Under the arid conditions of Northern Sudan (rainfall less than 400 mm), CaCO₃, exists in a finely divided form incorporated with the mineral soil particles giving a calcareous matrix, together with soft powdery aggregates and hard concretions. Soils with a non-calcareous matrix to a depth of 150 cm, but with various forms of CaCO₃, concretions, occur in areas of 650 mm of rain and above.

In the dry region, the calcareous characteristic of the soil as described above is always associated with high soluble salts and gypsum deposits.

12.4. Levels of CaCO₃ Content

Calcium carbonate forms larger than 2 mm diameter in size are sieved off. CaCO₃, determination is made on the fine earth of less than 2 mm diameter. The content of such incorporated CaCO₃ in general, ranges between 3 and 13%. In most of the agriculturally productive land, the CaCO₃, content within 600 cm is above 5%.

The table below gives some data of two profiles from Khartoum area.

Profile	Depth	pH	%	EC	Non calcareous soil fractions-%				ESP
No.	cm	paste	CaCO3	se	C.S.	F.S.	Silt	Clay
1.	0 - 10	8.4	10.6	1.1	31	21	10	27	27.0
	10 - 35	8.5	11.1	2.4	26	18	12	32	50.0
	35 -55	8.3	10.9	6.7	22	17	14	36	50.0
	55 - 85	8.6	9.6	3.4	22	19	14	35	60.0
	85 -135	8.7	10.1	2.9	23	26	14	26	61.1
2.	0 - 35	8.6	7.0	13.4	19	17	18	39	45
	35 - 60	8.4	3.9	17.0	20	17	18	41	46
	60 - 90	8.8	4.4	12.6	19	17	18	42	44
	90 - 130	9.2	6.2	4.3	10	21	26	36	63

The data show that though the CaCO₃ content is around 10% in profile No. 1, yet the soil is adversely affected by the high content of sodium expressed in ESP.
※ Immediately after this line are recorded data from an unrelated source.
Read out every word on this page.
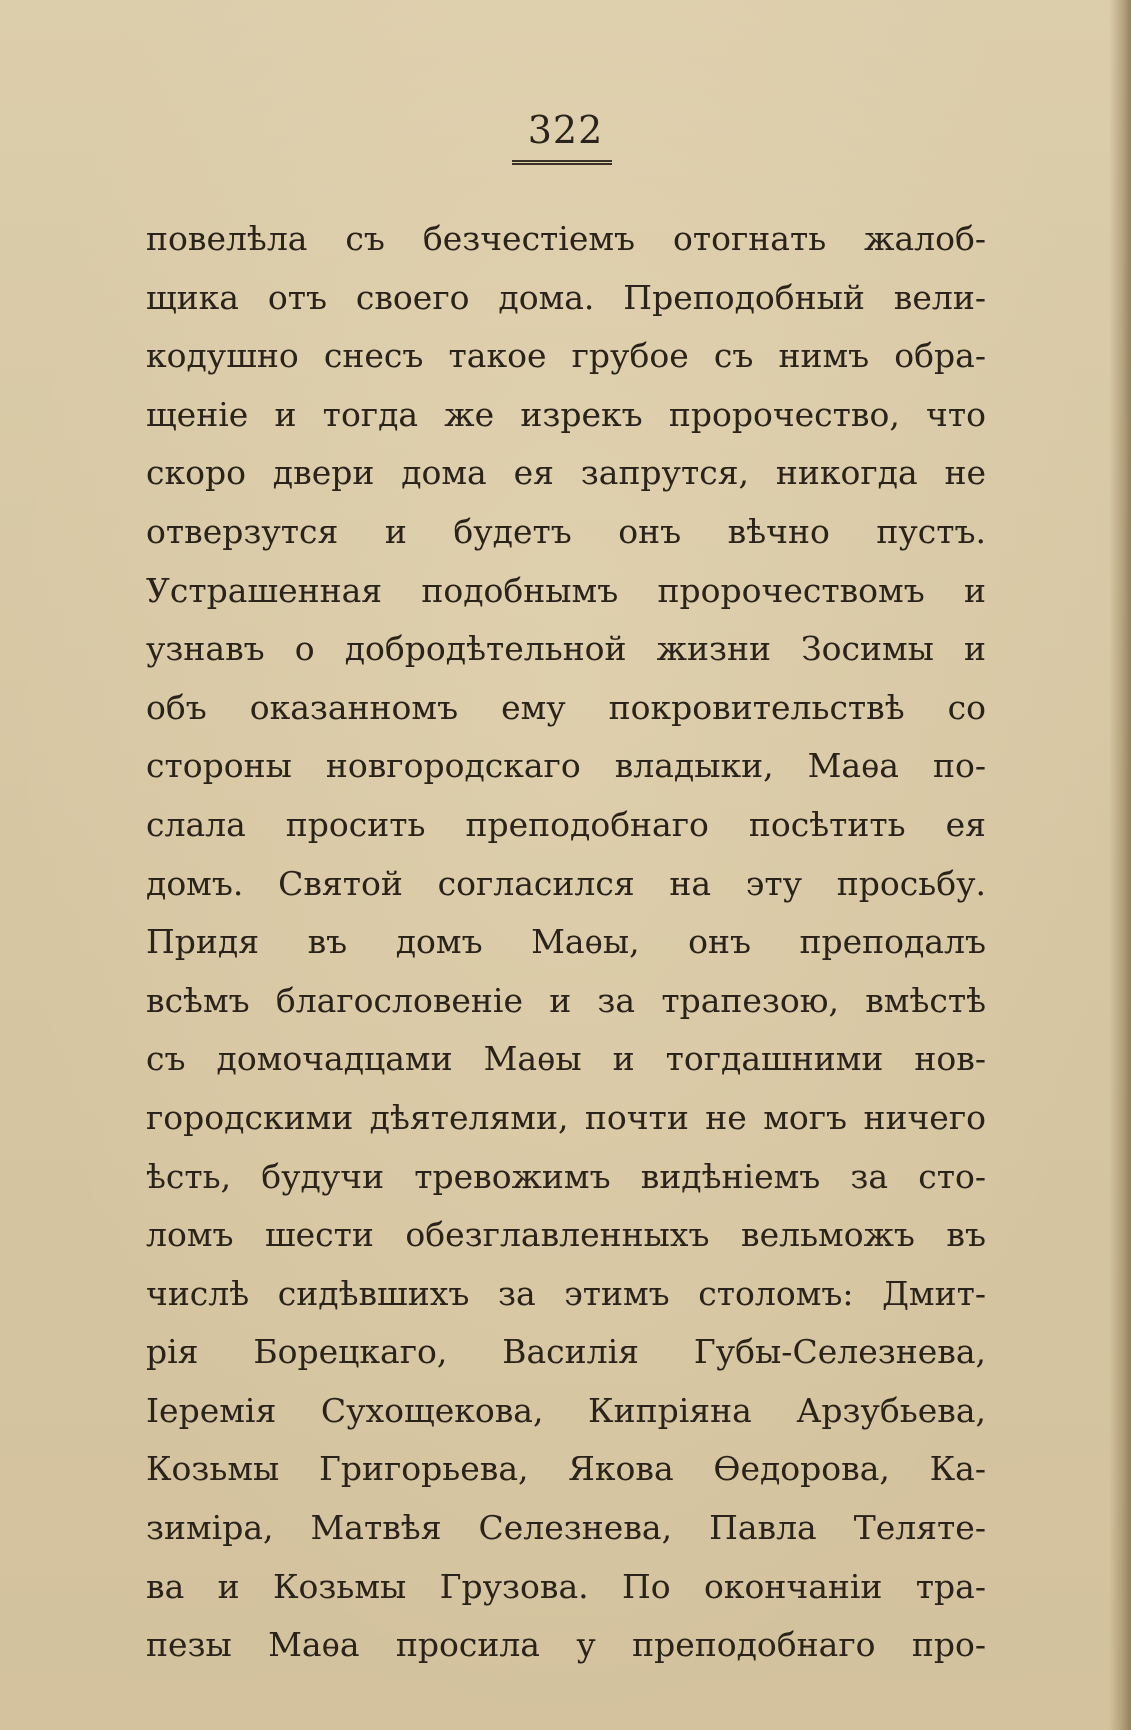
322
повелѣла съ безчестіемъ отогнать жалоб-
щика отъ своего дома. Преподобный вели-
кодушно снесъ такое грубое съ нимъ обра-
щеніе и тогда же изрекъ пророчество, что
скоро двери дома ея запрутся, никогда не
отверзутся и будетъ онъ вѣчно пустъ.
Устрашенная подобнымъ пророчествомъ и
узнавъ о добродѣтельной жизни Зосимы и
объ оказанномъ ему покровительствѣ со
стороны новгородскаго владыки, Маѳа по-
слала просить преподобнаго посѣтить ея
домъ. Святой согласился на эту просьбу.
Придя въ домъ Маѳы, онъ преподалъ
всѣмъ благословеніе и за трапезою, вмѣстѣ
съ домочадцами Маѳы и тогдашними нов-
городскими дѣятелями, почти не могъ ничего
ѣсть, будучи тревожимъ видѣніемъ за сто-
ломъ шести обезглавленныхъ вельможъ въ
числѣ сидѣвшихъ за этимъ столомъ: Дмит-
рія Борецкаго, Василія Губы-Селезнева,
Іеремія Сухощекова, Кипріяна Арзубьева,
Козьмы Григорьева, Якова Ѳедорова, Ка-
зиміра, Матвѣя Селезнева, Павла Телятe-
ва и Козьмы Грузова. По окончаніи тра-
пезы Маѳа просила у преподобнаго про-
Profile No. 2 shows a moderate CaCO₃, content of about 5%, and high Ec and ESP.

Both soils are more adversely affected by the presence of soluble salts and exchangeable sodium rather than by the presence of CaCO₃ which is mostly in an inactive form.

At present soil calcareousness does not seem to be a problem in the Sudan. Reactivation of the CaCO₃ under environmental conditions is needed to reduce the effect of soluble and exchangeable sodium cations. The main limitations of soils affected by calcareous characteristics are fine textures, slow permeability, associated with high salinity and salinity and sodicity.